Also available in: Italian
Dries Von Noten, codes of genius
From February 13 to July 19, 2015
MoMu – Fashion Museum Antwerp
Nationalestraat 28, BE-2000 Antwerp
This is the address for the most interesting retrospectives dedicated to fashion in this period. Dries Von Noten is the undisputed protagonist.
For whoever is unfashionable, perhaps his name will not mean much. For those who are a fan, will know that Dries Van Noten is a name, in fact an important one in the international fashion scene. Born in 1958 in Antwerp, in the late eighties he was a member, along with other five countrymen of the movement of the “Antwerp Six” -Walter Van Beirendonck, Dirk Bikkembergs, Marina Yee, Dirk Van Saene, Ann Demeulemeester- that with a van load of their creations landed in London captivating the British press. Since then they have only had success.
Since then, the Dries Van Noten has had a gradual ascent; an original fact of a personal aesthetic vocabulary that combines fashion with the visual arts of different periods, winking at cultures’ more or less distant and intimate experiences. Each creation brings with it a cultural universe of suggestions, ideas and influences. Therefore, the Belgian designer has become so influential in cultural circles. More than a show, a universe is what opens the door to Antwerp.
The style of the brand Van Noten is characterized by the use of prints, often ethnic, colors and original fabrics, and garments composed of several layers. The use of classical forms combined with technological and experimental materials, to build leaders in ancient sartorial tradition, represent the main business strategy of the designer.
For next spring his work for fashion investigates the world of ballet. Nothing unnecessary, sentimentality and feminine details.
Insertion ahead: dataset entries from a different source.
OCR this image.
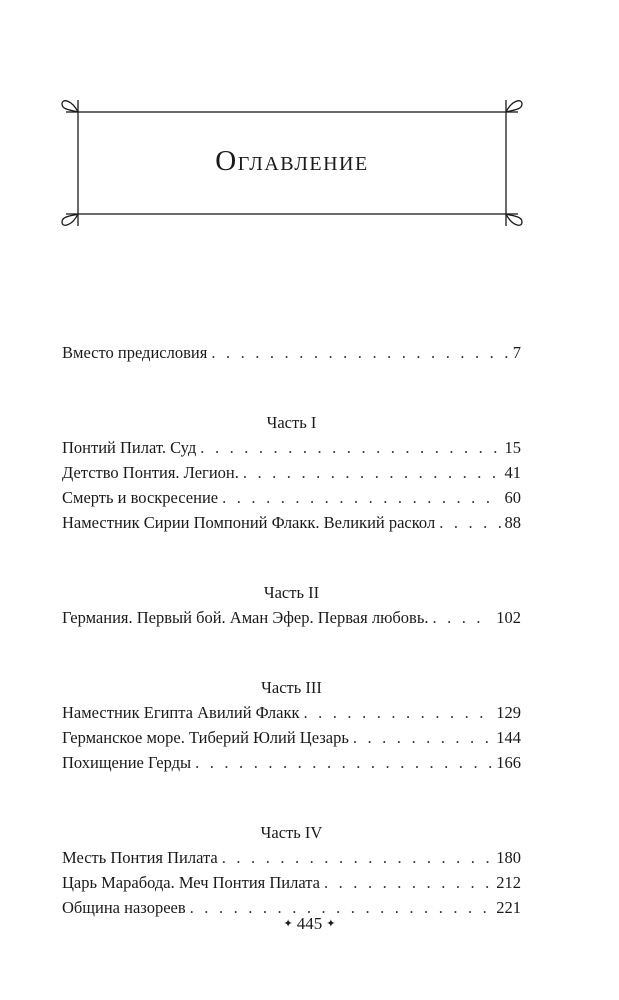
Оглавление
Вместо предисловия . . .	7
Часть I
Понтий Пилат. Суд . . .	15
Детство Понтия. Легион. . . .	41
Смерть и воскресение . . .	60
Наместник Сирии Помпоний Флакк. Великий раскол . . .	88
Часть II
Германия. Первый бой. Аман Эфер. Первая любовь. . . .	102
Часть III
Наместник Египта Авилий Флакк . . .	129
Германское море. Тиберий Юлий Цезарь . . .	144
Похищение Герды . . .	166
Часть IV
Месть Понтия Пилата . . .	180
Царь Марабода. Меч Понтия Пилата . . .	212
Община назореев . . .	221
✦ 445 ✦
The elegance and masculinity is expressed by a well-formed and manly body. The sporty vocation is inextricably linked to unstructured cuts and a choice of fabrics that nods to the East. For next winter, crisp outlines that are rather nomadic characterized by overlapping ethnic looks, experimentation in textiles touches the highest peaks.
A subtle eroticism that moves in scrimatura between manhood and technique. It is a must for next spring.
Now his world, his inspirations, his music are on display at the fashion museum in Antwerp.